La innovación solo tiene sentido si parte del territorio

Dron agrícola sobrevolando campos verdes con un pueblo al fondo al atardecer

Hay una idea que repito siempre que puedo: la innovación solo tiene sentido si parte del territorio, de quien conoce sus retos y sus oportunidades.

Lo digo porque a veces confundimos digitalizar con comprar tecnología. Y no es lo mismo. Llevar un sensor, una app o un dron a una explotación no sirve de nada si antes nadie se ha preguntado qué problema real va a resolver. La tecnología, por sí sola, no transforma nada. Lo que transforma es ponerla al servicio de una necesidad concreta de quien trabaja la tierra.

Por eso defiendo que la digitalización del medio rural es un medio, no un fin.
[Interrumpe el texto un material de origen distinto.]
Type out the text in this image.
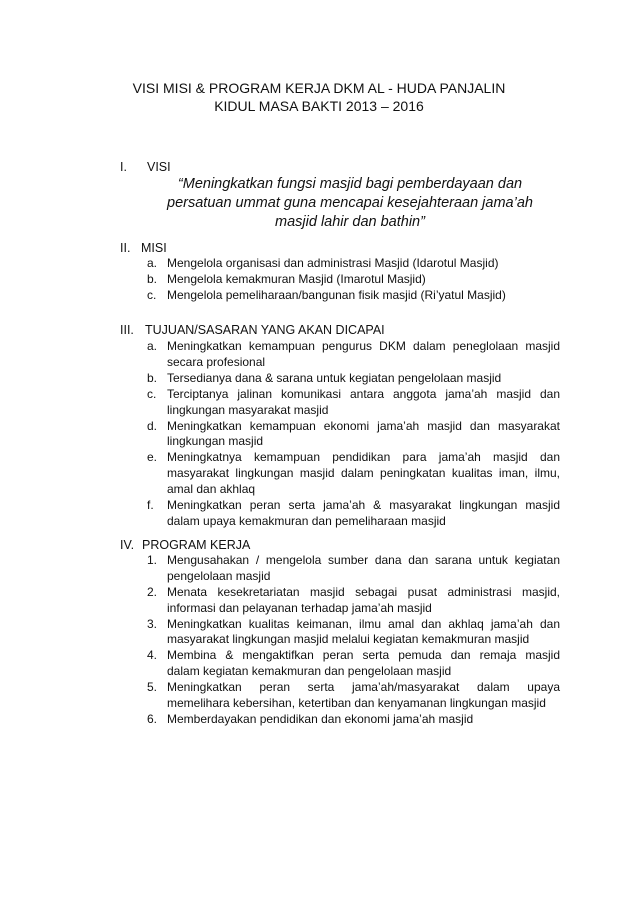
VISI MISI & PROGRAM KERJA DKM AL - HUDA PANJALIN
KIDUL MASA BAKTI 2013 – 2016
I. VISI
“Meningkatkan fungsi masjid bagi pemberdayaan dan
persatuan ummat guna mencapai kesejahteraan jama’ah
masjid lahir dan bathin”
II. MISI
a. Mengelola organisasi dan administrasi Masjid (Idarotul Masjid)
b. Mengelola kemakmuran Masjid (Imarotul Masjid)
c. Mengelola pemeliharaan/bangunan fisik masjid (Ri’yatul Masjid)
III. TUJUAN/SASARAN YANG AKAN DICAPAI
a. Meningkatkan kemampuan pengurus DKM dalam peneglolaan masjid
secara profesional
b. Tersedianya dana & sarana untuk kegiatan pengelolaan masjid
c. Terciptanya jalinan komunikasi antara anggota jama’ah masjid dan
lingkungan masyarakat masjid
d. Meningkatkan kemampuan ekonomi jama’ah masjid dan masyarakat
lingkungan masjid
e. Meningkatnya kemampuan pendidikan para jama’ah masjid dan
masyarakat lingkungan masjid dalam peningkatan kualitas iman, ilmu,
amal dan akhlaq
f.	Meningkatkan peran serta jama’ah & masyarakat lingkungan masjid
dalam upaya kemakmuran dan pemeliharaan masjid
IV. PROGRAM KERJA
1. Mengusahakan / mengelola sumber dana dan sarana untuk kegiatan
pengelolaan masjid
2. Menata kesekretariatan masjid sebagai pusat administrasi masjid,
informasi dan pelayanan terhadap jama’ah masjid
3. Meningkatkan kualitas keimanan, ilmu amal dan akhlaq jama’ah dan
masyarakat lingkungan masjid melalui kegiatan kemakmuran masjid
4. Membina & mengaktifkan peran serta pemuda dan remaja masjid
dalam kegiatan kemakmuran dan pengelolaan masjid
5. Meningkatkan peran serta jama’ah/masyarakat dalam upaya
memelihara kebersihan, ketertiban dan kenyamanan lingkungan masjid
6. Memberdayakan pendidikan dan ekonomi jama’ah masjid
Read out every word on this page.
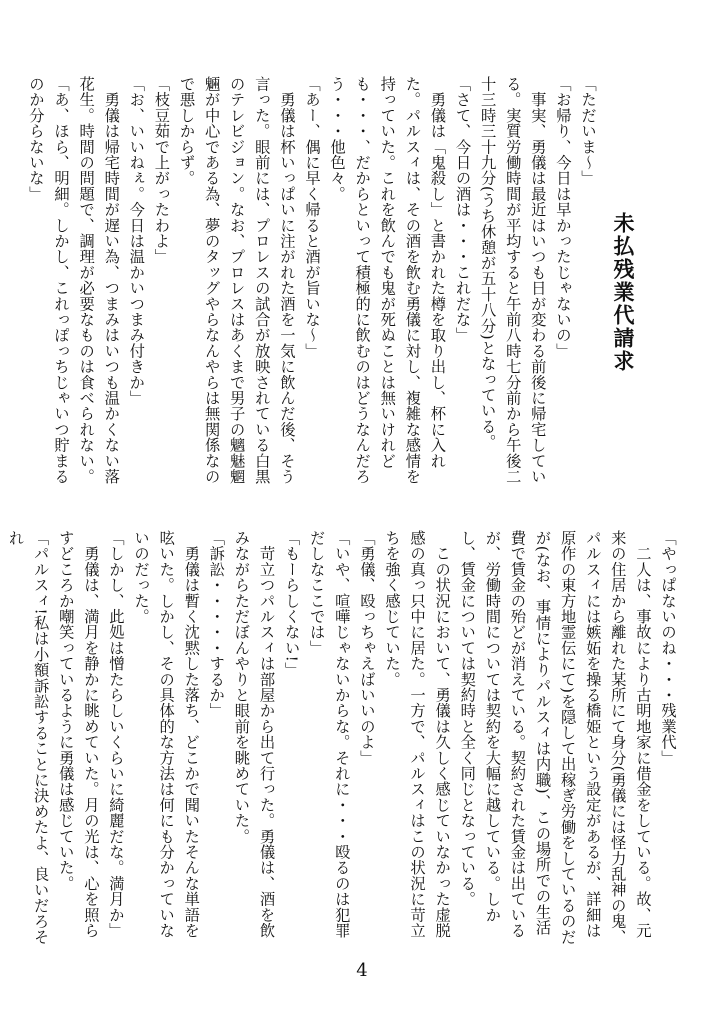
未払残業代請求
「ただいま〜」
「お帰り、今日は早かったじゃないの」
　事実、勇儀は最近はいつも日が変わる前後に帰宅している。実質労働時間が平均すると午前八時七分前から午後二十三時三十九分(うち休憩が五十八分)となっている。
「さて、今日の酒は・・・これだな」
　勇儀は「鬼殺し」と書かれた樽を取り出し、杯に入れた。パルスィは、その酒を飲む勇儀に対し、複雑な感情を持っていた。これを飲んでも鬼が死ぬことは無いけれども・・・、だからといって積極的に飲むのはどうなんだろう・・・他色々。
「あー、偶に早く帰ると酒が旨いな〜」
　勇儀は杯いっぱいに注がれた酒を一気に飲んだ後、そう言った。眼前には、プロレスの試合が放映されている白黒のテレビジョン。なお、プロレスはあくまで男子の魑魅魍魎が中心である為、夢のタッグやらなんやらは無関係なので悪しからず。
「枝豆茹で上がったわよ」
「お、いいねぇ。今日は温かいつまみ付きか」
　勇儀は帰宅時間が遅い為、つまみはいつも温かくない落花生。時間の問題で、調理が必要なものは食べられない。
「あ、ほら、明細。しかし、これっぽっちじゃいつ貯まるのか分らないな」
「やっぱないのね・・・残業代」
　二人は、事故により古明地家に借金をしている。故、元来の住居から離れた某所にて身分(勇儀には怪力乱神の鬼、パルスィには嫉妬を操る橋姫という設定があるが、詳細は原作の東方地霊伝にて)を隠して出稼ぎ労働をしているのだが(なお、事情によりパルスィは内職)、この場所での生活費で賃金の殆どが消えている。契約された賃金は出ているが、労働時間については契約を大幅に越している。しかし、賃金については契約時と全く同じとなっている。
　この状況において、勇儀は久しく感じていなかった虚脱感の真っ只中に居た。一方で、パルスィはこの状況に苛立ちを強く感じていた。
「勇儀、殴っちゃえばいいのよ」
「いや、喧嘩じゃないからな。それに・・・殴るのは犯罪だしなここでは」
「もーらしくない!」
　苛立つパルスィは部屋から出て行った。勇儀は、酒を飲みながらただぼんやりと眼前を眺めていた。
「訴訟・・・・・するか」
　勇儀は暫く沈黙した落ち、どこかで聞いたそんな単語を呟いた。しかし、その具体的な方法は何にも分かっていないのだった。
「しかし、此処は憎たらしいくらいに綺麗だな。満月か」
　勇儀は、満月を静かに眺めていた。月の光は、心を照らすどころか嘲笑っているように勇儀は感じていた。
「パルスィ!私は小額訴訟することに決めたよ、良いだろそれ
4
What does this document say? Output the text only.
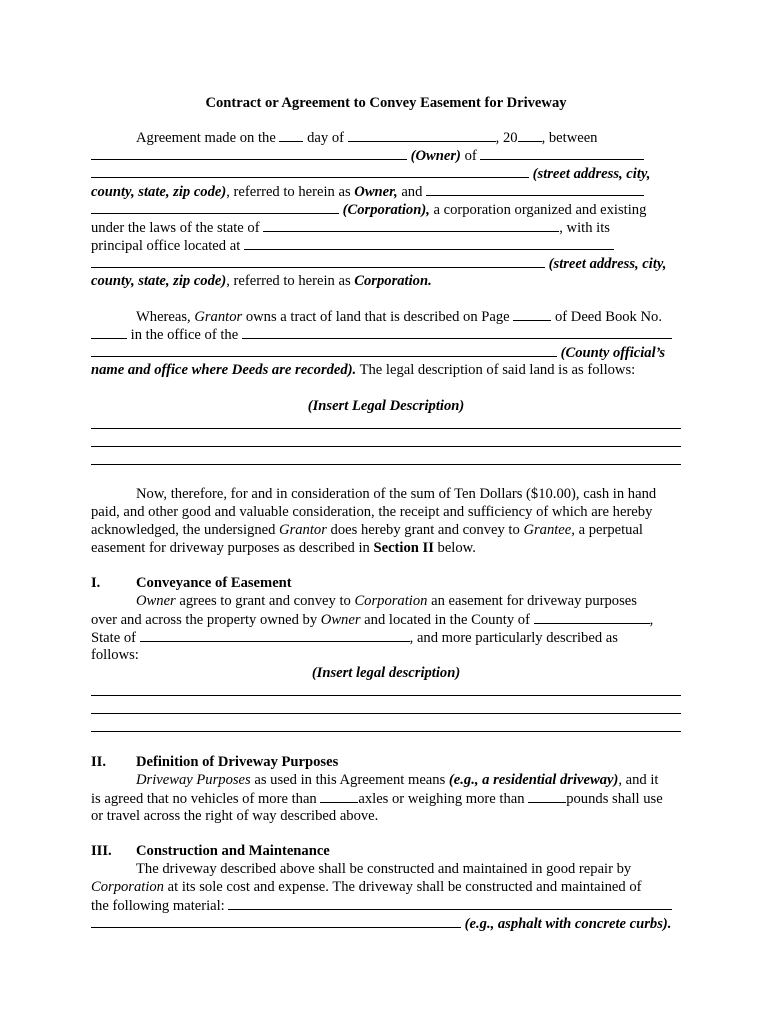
Contract or Agreement to Convey Easement for Driveway
Agreement made on the day of	, 20 , between
(Owner) of
(street address, city,
county, state, zip code), referred to herein as Owner, and
(Corporation), a corporation organized and existing
under the laws of the state of	, with its
principal office located at
(street address, city,
county, state, zip code), referred to herein as Corporation.
Whereas, Grantor owns a tract of land that is described on Page	of Deed Book No.
in the office of the
(County official’s
name and office where Deeds are recorded). The legal description of said land is as follows:
(Insert Legal Description)
Now, therefore, for and in consideration of the sum of Ten Dollars ($10.00), cash in hand
paid, and other good and valuable consideration, the receipt and sufficiency of which are hereby
acknowledged, the undersigned Grantor does hereby grant and convey to Grantee, a perpetual
easement for driveway purposes as described in Section II below.
I. Conveyance of Easement
Owner agrees to grant and convey to Corporation an easement for driveway purposes
over and across the property owned by Owner and located in the County of	,
State of	, and more particularly described as
follows:
(Insert legal description)
II. Definition of Driveway Purposes
Driveway Purposes as used in this Agreement means (e.g., a residential driveway), and it
is agreed that no vehicles of more than	axles or weighing more than	pounds shall use
or travel across the right of way described above.
III. Construction and Maintenance
The driveway described above shall be constructed and maintained in good repair by
Corporation at its sole cost and expense. The driveway shall be constructed and maintained of
the following material:
(e.g., asphalt with concrete curbs).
No se trata de que el campo se parezca más a una startup, sino de que tenga mejores herramientas para hacer lo que ya sabe hacer: producir, gestionar, decidir, vender. Cuando la tecnología nace de esa lógica, de abajo arriba, funciona. Cuando se impone desde fuera, sin escuchar, casi siempre acaba arrinconada.

Y conviene recordar que el punto de partida no es el mismo para todos. La conectividad rural ha mejorado mucho, pero la brecha sigue concentrándose en las velocidades más altas y en el despliegue del 5G. Difícilmente vamos a pedirle a un pueblo que innove si todavía le cuesta tener una buena conexión. Lo primero es nivelar el terreno, algo que, con el despliegue de la fibra y el 5G, está dejando de ser el problema.

Pero, una vez ahí, el potencial es enorme. El campo de hoy maneja datos, sensores, imágenes de satélite y modelos de predicción. Tiene mucha más tecnología de la que la mayoría imagina, aunque casi nunca se cuente. Y la diferencia entre que esa tecnología sirva o no sirva casi nunca está en el aparato. Está en si alguien que conoce el territorio ha decidido para qué usarla.

Por eso, cuando hablamos de innovar en el medio rural, me gusta darle la vuelta a la pregunta. No es «¿qué tecnología llevamos al campo?». Es «¿qué problemas del campo podemos resolver, y qué herramientas necesitamos para ello?». El orden no es un detalle: lo cambia todo.

Porque innovar no es seguir una moda. Es escuchar primero y construir después. Y en el medio rural, como en casi todo, lo que de verdad funciona es lo que nace de quien está y se queda.